Characterization of cannabinoid receptors coupled to vasorelaxation by endothelium-derived hyperpolarizing factor.

We have recently proposed that an endogenous cannabinoid may be an endothelium-derived hyperpolarizing factor (EDHF), and we have now characterized the cannabinoid receptors mediating these responses. EDHF-mediated vasorelaxations to carbachol (ED50=3.26+/-0.57 nmol; the maximum relaxation, Rmax = 87.0+/-2.5%) were opposed by the selective cannabinoid CB1 antagonist, LY320135: at 2 microM ED50 for carbachol was 10.4+/-2.6 nmol and Rmax was 66.9+/-6.2%, at 10 microM ED50 was 15.9+/-4.0 nmol and Rmax was 34.0+/-4.3%. However, these responses were unaffected by another putative CB1 ligand, AM630 (10 microM), or a CB2 selective antagonist, SR 144528 (100 nM-1 microM).
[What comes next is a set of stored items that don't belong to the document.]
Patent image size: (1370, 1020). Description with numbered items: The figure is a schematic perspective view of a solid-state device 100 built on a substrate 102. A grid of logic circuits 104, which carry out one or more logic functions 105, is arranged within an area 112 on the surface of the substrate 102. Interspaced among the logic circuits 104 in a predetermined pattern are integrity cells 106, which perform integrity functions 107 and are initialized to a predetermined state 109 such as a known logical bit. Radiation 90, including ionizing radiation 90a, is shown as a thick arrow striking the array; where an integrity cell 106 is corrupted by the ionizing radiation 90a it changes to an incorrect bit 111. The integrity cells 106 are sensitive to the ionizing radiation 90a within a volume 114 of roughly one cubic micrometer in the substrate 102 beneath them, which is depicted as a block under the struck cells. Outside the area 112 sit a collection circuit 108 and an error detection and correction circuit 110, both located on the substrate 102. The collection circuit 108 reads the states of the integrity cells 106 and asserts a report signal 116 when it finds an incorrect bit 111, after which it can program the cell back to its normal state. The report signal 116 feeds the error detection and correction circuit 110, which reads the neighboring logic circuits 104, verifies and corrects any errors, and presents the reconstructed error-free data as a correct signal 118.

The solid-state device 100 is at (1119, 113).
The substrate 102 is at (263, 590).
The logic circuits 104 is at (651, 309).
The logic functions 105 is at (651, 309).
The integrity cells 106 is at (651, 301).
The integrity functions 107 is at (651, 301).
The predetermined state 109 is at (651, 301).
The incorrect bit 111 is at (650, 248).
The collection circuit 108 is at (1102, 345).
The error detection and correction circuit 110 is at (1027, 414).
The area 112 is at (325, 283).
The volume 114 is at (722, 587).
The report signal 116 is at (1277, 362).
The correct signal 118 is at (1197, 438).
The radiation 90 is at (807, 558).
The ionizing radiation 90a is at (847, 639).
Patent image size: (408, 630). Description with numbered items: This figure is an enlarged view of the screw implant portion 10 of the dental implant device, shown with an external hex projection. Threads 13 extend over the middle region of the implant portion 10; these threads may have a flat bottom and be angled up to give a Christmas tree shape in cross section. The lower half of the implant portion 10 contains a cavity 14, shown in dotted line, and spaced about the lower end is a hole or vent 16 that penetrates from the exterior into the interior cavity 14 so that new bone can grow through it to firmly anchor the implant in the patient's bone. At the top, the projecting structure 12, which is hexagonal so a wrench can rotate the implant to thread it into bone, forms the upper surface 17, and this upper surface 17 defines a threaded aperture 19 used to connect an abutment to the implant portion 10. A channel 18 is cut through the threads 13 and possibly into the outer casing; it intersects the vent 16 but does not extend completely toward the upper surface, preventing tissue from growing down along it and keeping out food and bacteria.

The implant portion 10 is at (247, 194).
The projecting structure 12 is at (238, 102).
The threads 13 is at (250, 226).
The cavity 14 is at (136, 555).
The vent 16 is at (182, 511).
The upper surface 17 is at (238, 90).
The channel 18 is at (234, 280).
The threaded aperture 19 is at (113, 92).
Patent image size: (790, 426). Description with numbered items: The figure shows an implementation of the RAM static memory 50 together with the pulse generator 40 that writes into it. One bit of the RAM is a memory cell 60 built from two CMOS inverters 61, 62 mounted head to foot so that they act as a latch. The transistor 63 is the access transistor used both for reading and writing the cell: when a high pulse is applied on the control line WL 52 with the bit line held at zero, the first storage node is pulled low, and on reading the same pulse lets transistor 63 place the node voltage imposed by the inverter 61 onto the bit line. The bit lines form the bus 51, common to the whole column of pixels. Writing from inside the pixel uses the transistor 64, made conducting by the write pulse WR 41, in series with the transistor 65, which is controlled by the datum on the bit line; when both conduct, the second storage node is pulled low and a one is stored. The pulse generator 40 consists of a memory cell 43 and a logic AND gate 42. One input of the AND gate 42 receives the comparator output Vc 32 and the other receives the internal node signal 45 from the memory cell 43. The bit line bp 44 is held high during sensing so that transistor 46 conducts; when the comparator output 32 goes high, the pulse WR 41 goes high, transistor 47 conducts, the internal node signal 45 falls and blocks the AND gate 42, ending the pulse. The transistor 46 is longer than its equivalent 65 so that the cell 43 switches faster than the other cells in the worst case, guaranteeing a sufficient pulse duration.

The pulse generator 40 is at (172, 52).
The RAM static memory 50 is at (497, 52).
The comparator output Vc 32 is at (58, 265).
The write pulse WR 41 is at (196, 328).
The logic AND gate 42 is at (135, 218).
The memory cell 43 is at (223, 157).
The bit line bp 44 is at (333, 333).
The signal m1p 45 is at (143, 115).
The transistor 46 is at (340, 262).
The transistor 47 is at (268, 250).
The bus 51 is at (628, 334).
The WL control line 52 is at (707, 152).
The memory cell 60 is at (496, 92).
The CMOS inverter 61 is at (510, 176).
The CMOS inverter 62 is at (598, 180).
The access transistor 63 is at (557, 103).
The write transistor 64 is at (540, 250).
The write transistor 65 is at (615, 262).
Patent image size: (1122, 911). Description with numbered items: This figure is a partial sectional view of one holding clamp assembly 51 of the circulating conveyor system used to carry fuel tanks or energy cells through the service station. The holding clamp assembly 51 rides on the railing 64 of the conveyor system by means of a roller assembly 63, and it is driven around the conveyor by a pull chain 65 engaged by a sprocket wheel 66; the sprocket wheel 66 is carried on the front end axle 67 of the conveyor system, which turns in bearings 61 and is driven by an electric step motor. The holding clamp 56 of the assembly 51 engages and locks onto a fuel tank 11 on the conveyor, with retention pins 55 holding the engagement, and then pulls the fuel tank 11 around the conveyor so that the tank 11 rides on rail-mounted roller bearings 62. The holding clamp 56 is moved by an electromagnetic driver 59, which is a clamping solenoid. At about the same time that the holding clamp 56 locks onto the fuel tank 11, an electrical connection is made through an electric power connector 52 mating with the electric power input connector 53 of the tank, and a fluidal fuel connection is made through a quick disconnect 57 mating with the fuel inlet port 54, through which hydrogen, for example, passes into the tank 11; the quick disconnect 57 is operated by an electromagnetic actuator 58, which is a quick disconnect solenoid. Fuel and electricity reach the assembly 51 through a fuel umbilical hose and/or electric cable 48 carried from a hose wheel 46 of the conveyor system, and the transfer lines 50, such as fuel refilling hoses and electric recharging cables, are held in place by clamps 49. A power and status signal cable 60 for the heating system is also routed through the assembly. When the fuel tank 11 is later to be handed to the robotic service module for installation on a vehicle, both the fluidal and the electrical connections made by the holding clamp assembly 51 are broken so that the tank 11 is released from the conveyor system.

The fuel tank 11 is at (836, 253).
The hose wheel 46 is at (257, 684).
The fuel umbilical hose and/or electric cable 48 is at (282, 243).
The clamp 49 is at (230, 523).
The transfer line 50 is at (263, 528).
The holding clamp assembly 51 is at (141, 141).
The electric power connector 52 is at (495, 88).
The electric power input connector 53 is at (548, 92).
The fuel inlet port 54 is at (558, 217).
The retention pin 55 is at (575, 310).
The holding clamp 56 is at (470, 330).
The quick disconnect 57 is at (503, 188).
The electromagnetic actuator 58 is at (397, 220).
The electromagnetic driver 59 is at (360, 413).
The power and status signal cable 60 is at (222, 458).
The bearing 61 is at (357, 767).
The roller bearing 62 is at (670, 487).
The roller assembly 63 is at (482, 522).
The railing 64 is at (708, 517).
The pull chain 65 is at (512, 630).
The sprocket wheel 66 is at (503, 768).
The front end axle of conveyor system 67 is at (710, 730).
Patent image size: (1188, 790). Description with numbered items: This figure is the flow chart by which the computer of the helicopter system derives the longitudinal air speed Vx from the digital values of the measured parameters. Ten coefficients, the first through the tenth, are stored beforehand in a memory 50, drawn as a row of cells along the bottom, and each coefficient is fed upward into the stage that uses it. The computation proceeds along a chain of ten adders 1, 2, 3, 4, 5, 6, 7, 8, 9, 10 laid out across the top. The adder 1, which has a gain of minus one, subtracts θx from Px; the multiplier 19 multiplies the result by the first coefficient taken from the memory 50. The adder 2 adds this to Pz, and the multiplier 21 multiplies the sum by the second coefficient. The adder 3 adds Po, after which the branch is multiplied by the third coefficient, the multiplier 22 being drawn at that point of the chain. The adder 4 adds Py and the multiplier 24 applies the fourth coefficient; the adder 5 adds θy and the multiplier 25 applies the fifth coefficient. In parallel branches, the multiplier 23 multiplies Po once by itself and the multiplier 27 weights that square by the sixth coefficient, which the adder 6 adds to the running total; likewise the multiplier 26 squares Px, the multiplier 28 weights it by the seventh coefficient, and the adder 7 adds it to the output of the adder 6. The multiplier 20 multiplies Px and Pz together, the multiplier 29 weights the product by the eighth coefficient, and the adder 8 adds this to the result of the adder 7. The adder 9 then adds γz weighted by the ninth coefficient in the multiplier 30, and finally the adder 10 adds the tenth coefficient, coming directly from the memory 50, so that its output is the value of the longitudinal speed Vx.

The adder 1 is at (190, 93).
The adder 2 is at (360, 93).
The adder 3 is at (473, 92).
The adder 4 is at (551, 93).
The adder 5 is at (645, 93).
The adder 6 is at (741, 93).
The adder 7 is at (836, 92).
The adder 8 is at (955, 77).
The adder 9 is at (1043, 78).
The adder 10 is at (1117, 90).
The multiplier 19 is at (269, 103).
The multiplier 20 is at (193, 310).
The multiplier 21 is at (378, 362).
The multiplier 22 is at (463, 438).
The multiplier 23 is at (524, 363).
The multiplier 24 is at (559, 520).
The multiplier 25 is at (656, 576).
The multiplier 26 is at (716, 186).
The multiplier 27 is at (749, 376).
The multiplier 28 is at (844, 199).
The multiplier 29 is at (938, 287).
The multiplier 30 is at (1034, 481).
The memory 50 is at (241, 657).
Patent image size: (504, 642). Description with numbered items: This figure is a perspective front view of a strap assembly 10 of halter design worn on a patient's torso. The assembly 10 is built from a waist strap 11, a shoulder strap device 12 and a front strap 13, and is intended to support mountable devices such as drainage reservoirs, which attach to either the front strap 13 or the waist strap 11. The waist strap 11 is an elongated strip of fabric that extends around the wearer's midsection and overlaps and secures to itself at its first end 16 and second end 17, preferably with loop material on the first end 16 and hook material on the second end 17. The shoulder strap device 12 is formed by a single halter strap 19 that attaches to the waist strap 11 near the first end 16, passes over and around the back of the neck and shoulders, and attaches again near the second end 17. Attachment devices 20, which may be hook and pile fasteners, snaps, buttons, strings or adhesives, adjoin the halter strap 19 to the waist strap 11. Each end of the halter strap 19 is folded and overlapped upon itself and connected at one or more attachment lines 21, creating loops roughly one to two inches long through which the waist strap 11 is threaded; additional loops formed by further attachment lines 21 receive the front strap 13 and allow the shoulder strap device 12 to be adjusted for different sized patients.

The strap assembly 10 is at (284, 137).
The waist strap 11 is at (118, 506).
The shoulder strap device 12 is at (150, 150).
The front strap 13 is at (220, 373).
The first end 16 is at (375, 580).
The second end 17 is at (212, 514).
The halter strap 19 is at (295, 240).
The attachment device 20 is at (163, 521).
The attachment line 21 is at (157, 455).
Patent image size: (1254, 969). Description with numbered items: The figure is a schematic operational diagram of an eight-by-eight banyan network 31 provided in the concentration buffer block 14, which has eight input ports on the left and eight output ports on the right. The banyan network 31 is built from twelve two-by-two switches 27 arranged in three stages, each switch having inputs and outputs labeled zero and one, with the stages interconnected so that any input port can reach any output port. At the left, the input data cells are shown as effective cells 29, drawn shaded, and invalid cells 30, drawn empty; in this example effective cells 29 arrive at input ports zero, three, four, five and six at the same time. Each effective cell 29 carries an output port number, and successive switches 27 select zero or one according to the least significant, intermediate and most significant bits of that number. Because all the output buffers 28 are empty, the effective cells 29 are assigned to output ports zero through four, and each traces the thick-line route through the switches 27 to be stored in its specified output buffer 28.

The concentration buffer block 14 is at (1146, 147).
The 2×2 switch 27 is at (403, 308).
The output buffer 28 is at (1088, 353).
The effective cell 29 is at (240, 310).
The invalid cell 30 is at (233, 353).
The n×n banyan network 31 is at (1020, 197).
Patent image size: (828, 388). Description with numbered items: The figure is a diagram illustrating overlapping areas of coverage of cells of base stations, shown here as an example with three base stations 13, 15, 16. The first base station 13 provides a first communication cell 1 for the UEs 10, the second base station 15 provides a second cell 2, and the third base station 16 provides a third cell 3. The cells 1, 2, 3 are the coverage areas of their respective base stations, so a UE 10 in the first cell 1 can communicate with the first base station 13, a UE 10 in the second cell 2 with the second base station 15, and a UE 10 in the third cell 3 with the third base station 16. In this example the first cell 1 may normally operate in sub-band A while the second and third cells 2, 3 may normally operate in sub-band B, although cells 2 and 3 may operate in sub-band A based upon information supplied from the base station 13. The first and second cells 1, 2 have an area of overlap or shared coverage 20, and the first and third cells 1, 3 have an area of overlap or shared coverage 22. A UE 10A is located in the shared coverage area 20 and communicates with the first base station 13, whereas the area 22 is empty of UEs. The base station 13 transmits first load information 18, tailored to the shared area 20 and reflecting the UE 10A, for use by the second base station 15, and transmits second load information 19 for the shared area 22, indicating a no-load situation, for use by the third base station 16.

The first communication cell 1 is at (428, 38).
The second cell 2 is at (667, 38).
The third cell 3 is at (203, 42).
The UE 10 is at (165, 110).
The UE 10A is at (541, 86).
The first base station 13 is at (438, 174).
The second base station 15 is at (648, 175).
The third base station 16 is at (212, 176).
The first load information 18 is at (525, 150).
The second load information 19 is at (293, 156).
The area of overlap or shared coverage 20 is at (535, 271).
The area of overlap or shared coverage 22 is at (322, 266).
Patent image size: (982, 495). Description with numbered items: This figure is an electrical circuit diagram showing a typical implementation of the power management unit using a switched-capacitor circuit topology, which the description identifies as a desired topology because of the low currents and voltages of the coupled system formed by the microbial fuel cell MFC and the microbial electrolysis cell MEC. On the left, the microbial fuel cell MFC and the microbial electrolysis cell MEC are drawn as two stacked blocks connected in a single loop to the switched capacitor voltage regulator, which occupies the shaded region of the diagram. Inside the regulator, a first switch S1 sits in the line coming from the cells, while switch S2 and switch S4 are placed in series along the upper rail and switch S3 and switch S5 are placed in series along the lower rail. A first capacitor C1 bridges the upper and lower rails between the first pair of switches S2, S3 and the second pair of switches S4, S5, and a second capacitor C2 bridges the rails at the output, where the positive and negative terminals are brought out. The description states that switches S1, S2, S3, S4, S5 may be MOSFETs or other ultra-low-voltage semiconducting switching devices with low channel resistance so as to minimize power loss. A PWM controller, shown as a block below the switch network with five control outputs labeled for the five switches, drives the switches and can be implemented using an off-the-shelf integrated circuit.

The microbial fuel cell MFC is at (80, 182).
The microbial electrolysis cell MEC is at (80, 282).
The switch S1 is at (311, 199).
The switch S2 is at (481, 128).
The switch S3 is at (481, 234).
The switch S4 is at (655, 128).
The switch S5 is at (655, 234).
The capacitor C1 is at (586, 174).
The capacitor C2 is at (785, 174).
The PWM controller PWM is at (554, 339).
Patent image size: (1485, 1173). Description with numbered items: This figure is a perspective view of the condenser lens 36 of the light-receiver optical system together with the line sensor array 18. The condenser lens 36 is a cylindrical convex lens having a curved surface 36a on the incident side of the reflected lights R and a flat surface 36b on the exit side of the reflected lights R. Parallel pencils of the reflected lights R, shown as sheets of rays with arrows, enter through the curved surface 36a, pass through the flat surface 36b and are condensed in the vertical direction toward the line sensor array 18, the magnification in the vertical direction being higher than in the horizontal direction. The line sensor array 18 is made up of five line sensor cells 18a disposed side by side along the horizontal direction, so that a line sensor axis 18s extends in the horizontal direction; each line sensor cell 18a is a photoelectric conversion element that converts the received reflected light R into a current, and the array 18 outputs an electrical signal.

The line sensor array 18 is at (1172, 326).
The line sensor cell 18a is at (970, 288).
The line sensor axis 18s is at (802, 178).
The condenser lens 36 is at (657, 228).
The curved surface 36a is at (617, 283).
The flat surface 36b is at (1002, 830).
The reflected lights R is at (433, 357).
None of the antagonists influenced vasorelaxation to either the potassium channel activator levcromakalim or sodium nitroprusside. Coupled to our previous observation that the CB1 receptor antagonist SR141716A opposes EDHF-mediated relaxation, the present observations point to the involvement of a cannabinoid receptor, which may be CB or CB1-like, in EDHF-mediated vasorelaxation.